I feel that a setting does not respect a disability when it says "Oh yeah, this disability exists in this world, but there's a common easy solution that makes it go away". I actually feel more disrespected by that, because the issue is not actually being addressed while the creators can proudly show everyone their inclusivity path.
I am also both disabled (physical and developmental disabilities, as well as some minor mental illnesses) and queer (well, aroace, but still), and I used to work with intellectually disabled adults (most of whom also had rather severe physical disabilities as well) for a living.

The way I figure, D&D already has blindness and deafness as standard conditions, which can be cured by magic or gotten around by magical means. It has ways to raise your stats, including your mental stats, both through mundane effort and by magic. And many games have rules for mental illnesses (just got a touch of insanity in my CoC game last Friday). So who am I to say that it's OK to include ways to include or get around those issues but not my personal ones? Yeah, you're always going to have jerks who play as obnoxious stereotypes, but those are jerks; just kick 'em out of your game.

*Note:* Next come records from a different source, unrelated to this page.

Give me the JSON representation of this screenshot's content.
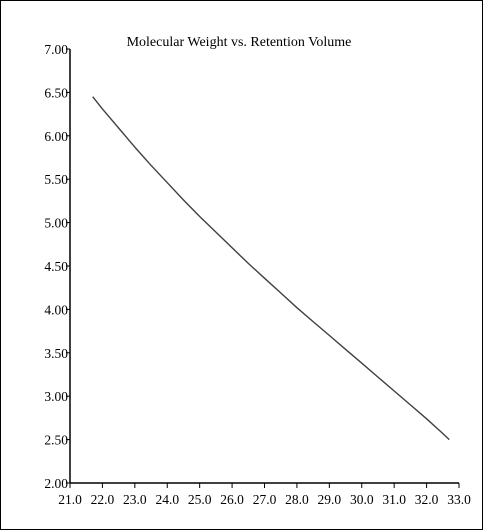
{
  "chart_data": {
    "type": "line",
    "title": "Molecular Weight vs. Retention Volume",
    "xlabel": "",
    "ylabel": "",
    "xlim": [
      21.0,
      33.0
    ],
    "ylim": [
      2.0,
      7.0
    ],
    "x_ticks": [
      "21.0",
      "22.0",
      "23.0",
      "24.0",
      "25.0",
      "26.0",
      "27.0",
      "28.0",
      "29.0",
      "30.0",
      "31.0",
      "32.0",
      "33.0"
    ],
    "y_ticks": [
      "7.00",
      "6.50",
      "6.00",
      "5.50",
      "5.00",
      "4.50",
      "4.00",
      "3.50",
      "3.00",
      "2.50",
      "2.00"
    ],
    "grid": false,
    "legend": "none",
    "series": [
      {
        "color": "#404040",
        "x": [
          21.7,
          22.0,
          22.5,
          23.0,
          23.5,
          24.0,
          24.5,
          25.0,
          25.5,
          26.0,
          26.5,
          27.0,
          27.5,
          28.0,
          28.5,
          29.0,
          29.5,
          30.0,
          30.5,
          31.0,
          31.5,
          32.0,
          32.5,
          32.7
        ],
        "y": [
          6.45,
          6.31,
          6.09,
          5.87,
          5.66,
          5.46,
          5.26,
          5.07,
          4.89,
          4.71,
          4.53,
          4.36,
          4.19,
          4.02,
          3.86,
          3.7,
          3.54,
          3.38,
          3.22,
          3.06,
          2.9,
          2.74,
          2.57,
          2.5
        ]
      }
    ]
  }
}
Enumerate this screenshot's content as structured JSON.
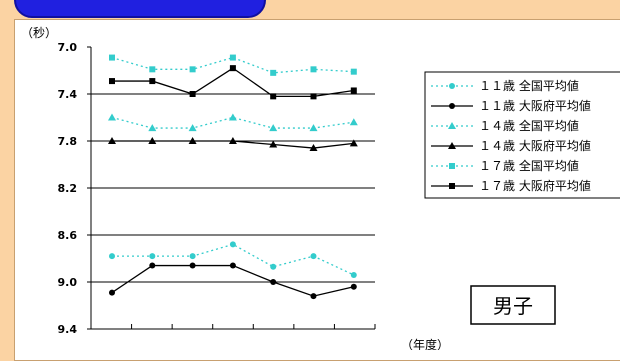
{
  "chart_data": {
    "type": "line",
    "y_unit": "（秒）",
    "x_unit": "（年度）",
    "y_axis": {
      "min": 7.0,
      "max": 9.4,
      "inverted": true,
      "ticks": [
        "7.0",
        "7.4",
        "7.8",
        "8.2",
        "8.6",
        "9.0",
        "9.4"
      ],
      "grid": true
    },
    "x_count": 7,
    "badge": "男子",
    "series": [
      {
        "name": "１１歳 全国平均値",
        "style": "dotted",
        "marker": "circle",
        "color": "#33cccc",
        "values": [
          8.78,
          8.78,
          8.78,
          8.68,
          8.87,
          8.78,
          8.94
        ]
      },
      {
        "name": "１１歳 大阪府平均値",
        "style": "solid",
        "marker": "circle",
        "color": "#000000",
        "values": [
          9.09,
          8.86,
          8.86,
          8.86,
          9.0,
          9.12,
          9.04
        ]
      },
      {
        "name": "１４歳 全国平均値",
        "style": "dotted",
        "marker": "triangle",
        "color": "#33cccc",
        "values": [
          7.6,
          7.69,
          7.69,
          7.6,
          7.69,
          7.69,
          7.64
        ]
      },
      {
        "name": "１４歳 大阪府平均値",
        "style": "solid",
        "marker": "triangle",
        "color": "#000000",
        "values": [
          7.8,
          7.8,
          7.8,
          7.8,
          7.83,
          7.86,
          7.82
        ]
      },
      {
        "name": "１７歳 全国平均値",
        "style": "dotted",
        "marker": "square",
        "color": "#33cccc",
        "values": [
          7.09,
          7.19,
          7.19,
          7.09,
          7.22,
          7.19,
          7.21
        ]
      },
      {
        "name": "１７歳 大阪府平均値",
        "style": "solid",
        "marker": "square",
        "color": "#000000",
        "values": [
          7.29,
          7.29,
          7.4,
          7.18,
          7.42,
          7.42,
          7.37
        ]
      }
    ]
  }
}
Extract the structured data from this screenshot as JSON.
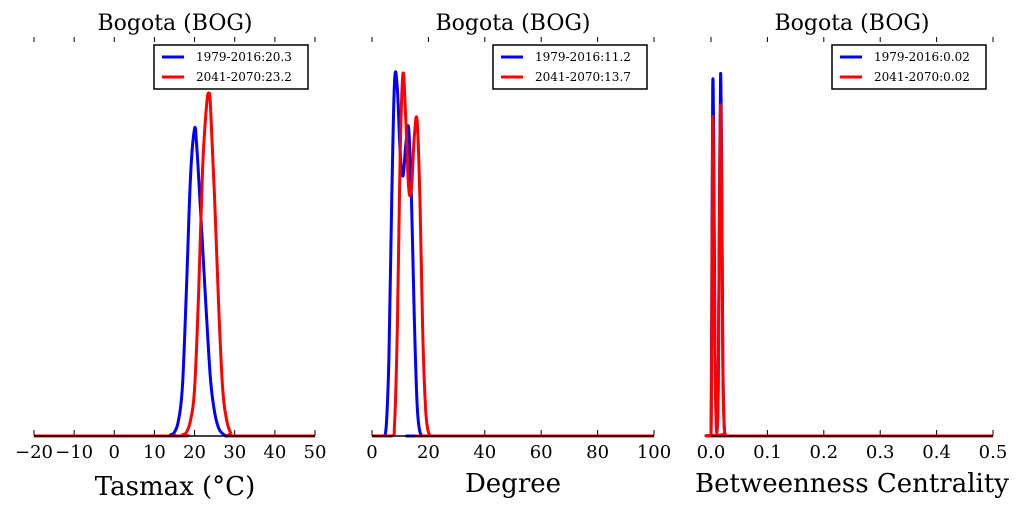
{
  "chart_data": [
    {
      "type": "line",
      "title": "Bogota (BOG)",
      "xlabel": "Tasmax ($^\\circ$C)",
      "xlabel_display": "Tasmax (°C)",
      "ylabel": "",
      "xlim": [
        -20,
        50
      ],
      "ylim": [
        0,
        1
      ],
      "xticks": [
        -20,
        -10,
        0,
        10,
        20,
        30,
        40,
        50
      ],
      "xtick_labels": [
        "−20",
        "−10",
        "0",
        "10",
        "20",
        "30",
        "40",
        "50"
      ],
      "grid": false,
      "legend_position": "top-right",
      "series": [
        {
          "name": "1979-2016:20.3",
          "color": "#0000ff",
          "x": [
            -20,
            12,
            14,
            15,
            16,
            17,
            18,
            19,
            20,
            20.5,
            21,
            22,
            23,
            24,
            25,
            26,
            27,
            28,
            30,
            50
          ],
          "y": [
            0,
            0,
            0.003,
            0.01,
            0.04,
            0.13,
            0.38,
            0.66,
            0.78,
            0.74,
            0.66,
            0.48,
            0.3,
            0.14,
            0.06,
            0.02,
            0.006,
            0,
            0,
            0
          ]
        },
        {
          "name": "2041-2070:23.2",
          "color": "#ff0000",
          "x": [
            -20,
            15,
            17,
            18,
            19,
            20,
            21,
            22,
            23,
            23.6,
            24,
            25,
            26,
            27,
            28,
            29,
            30,
            50
          ],
          "y": [
            0,
            0,
            0.003,
            0.01,
            0.04,
            0.12,
            0.36,
            0.68,
            0.84,
            0.87,
            0.83,
            0.6,
            0.33,
            0.12,
            0.04,
            0.008,
            0,
            0
          ]
        }
      ]
    },
    {
      "type": "line",
      "title": "Bogota (BOG)",
      "xlabel": "Degree",
      "ylabel": "",
      "xlim": [
        0,
        100
      ],
      "ylim": [
        0,
        1
      ],
      "xticks": [
        0,
        20,
        40,
        60,
        80,
        100
      ],
      "xtick_labels": [
        "0",
        "20",
        "40",
        "60",
        "80",
        "100"
      ],
      "grid": false,
      "legend_position": "top-right",
      "series": [
        {
          "name": "1979-2016:11.2",
          "color": "#0000ff",
          "x": [
            0,
            4,
            5,
            6,
            7,
            8,
            9,
            10,
            11,
            12,
            13,
            14,
            15,
            16,
            17,
            18,
            19,
            100
          ],
          "y": [
            0,
            0,
            0.02,
            0.2,
            0.6,
            0.9,
            0.88,
            0.72,
            0.66,
            0.74,
            0.78,
            0.6,
            0.3,
            0.08,
            0.01,
            0,
            0,
            0
          ]
        },
        {
          "name": "2041-2070:13.7",
          "color": "#ff0000",
          "x": [
            0,
            7,
            8,
            9,
            10,
            11,
            12,
            13,
            14,
            15,
            16,
            17,
            18,
            19,
            20,
            21,
            22,
            100
          ],
          "y": [
            0,
            0,
            0.03,
            0.28,
            0.72,
            0.92,
            0.8,
            0.63,
            0.63,
            0.76,
            0.8,
            0.6,
            0.26,
            0.07,
            0.01,
            0,
            0,
            0
          ]
        }
      ]
    },
    {
      "type": "line",
      "title": "Bogota (BOG)",
      "xlabel": "Betweenness Centrality",
      "ylabel": "",
      "xlim": [
        0,
        0.5
      ],
      "ylim": [
        0,
        1
      ],
      "xticks": [
        0.0,
        0.1,
        0.2,
        0.3,
        0.4,
        0.5
      ],
      "xtick_labels": [
        "0.0",
        "0.1",
        "0.2",
        "0.3",
        "0.4",
        "0.5"
      ],
      "grid": false,
      "legend_position": "top-right",
      "series": [
        {
          "name": "1979-2016:0.02",
          "color": "#0000ff",
          "x": [
            0,
            0.001,
            0.003,
            0.005,
            0.007,
            0.009,
            0.011,
            0.013,
            0.015,
            0.017,
            0.019,
            0.021,
            0.023,
            0.025,
            0.03,
            0.5
          ],
          "y": [
            0,
            0.2,
            0.88,
            0.7,
            0.25,
            0.05,
            0.02,
            0.15,
            0.6,
            0.92,
            0.65,
            0.2,
            0.04,
            0.005,
            0,
            0
          ]
        },
        {
          "name": "2041-2070:0.02",
          "color": "#ff0000",
          "x": [
            0,
            0.001,
            0.003,
            0.005,
            0.007,
            0.009,
            0.011,
            0.013,
            0.015,
            0.017,
            0.019,
            0.021,
            0.023,
            0.025,
            0.03,
            0.5
          ],
          "y": [
            0,
            0.15,
            0.79,
            0.6,
            0.22,
            0.04,
            0.02,
            0.14,
            0.56,
            0.84,
            0.6,
            0.18,
            0.04,
            0.005,
            0,
            0
          ]
        }
      ]
    }
  ]
}
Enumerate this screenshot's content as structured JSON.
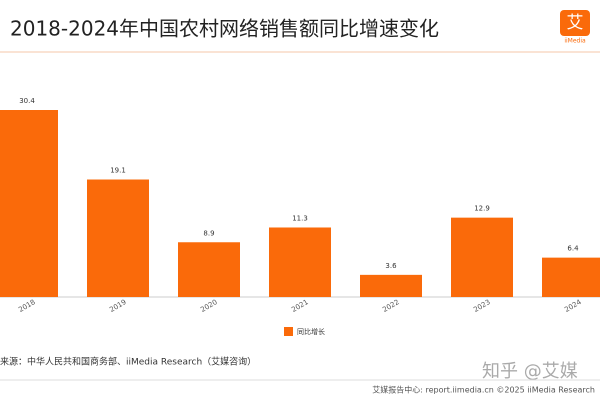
{
  "chart_data": {
    "type": "bar",
    "title": "2018-2024年中国农村网络销售额同比增速变化",
    "logo": "艾",
    "logo_sub": "iiMedia",
    "categories": [
      "2018",
      "2019",
      "2020",
      "2021",
      "2022",
      "2023",
      "2024"
    ],
    "series": [
      {
        "name": "同比增长",
        "color": "#fa6a0a",
        "values": [
          30.4,
          19.1,
          8.9,
          11.3,
          3.6,
          12.9,
          6.4
        ]
      }
    ],
    "source": "来源：中华人民共和国商务部、iiMedia Research（艾媒咨询）",
    "watermark": "知乎 @艾媒",
    "footer": "艾媒报告中心: report.iimedia.cn  ©2025 iiMedia Research"
  }
}
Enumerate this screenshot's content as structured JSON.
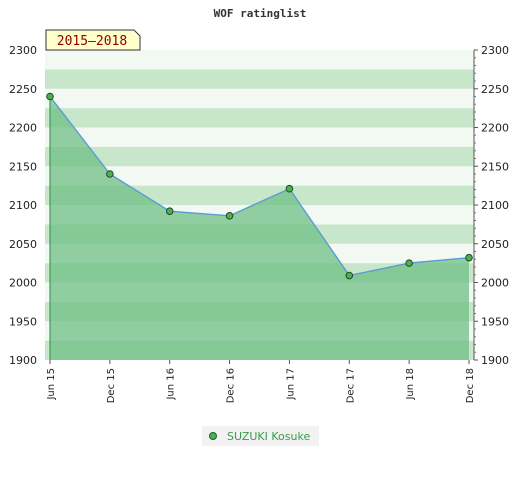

Plus, simply making it possible to play someone with a disability doesn't mean that you have a "magic pill" that makes that issue go away. It just means that the game acknowledges that not everyone is physically or mentally "perfect" (for whatever definition of "perfect" you want) or totally heterosexual and cis-gendered, and that's absolutely fine.
 

Sithlord

Adventurer
Yes very much this, when I voted Swashbuckling I was actually thinking of Conan and John Carter of Mars. Theres the Pirate spin but generally anything in the early modern/post-renaisance 16th to 19th century - and Sci-fi renditions of that era - fits Swashbukling approach too
This is what I was thinking as well as the three musketeers. Pirates never even crossed my mind.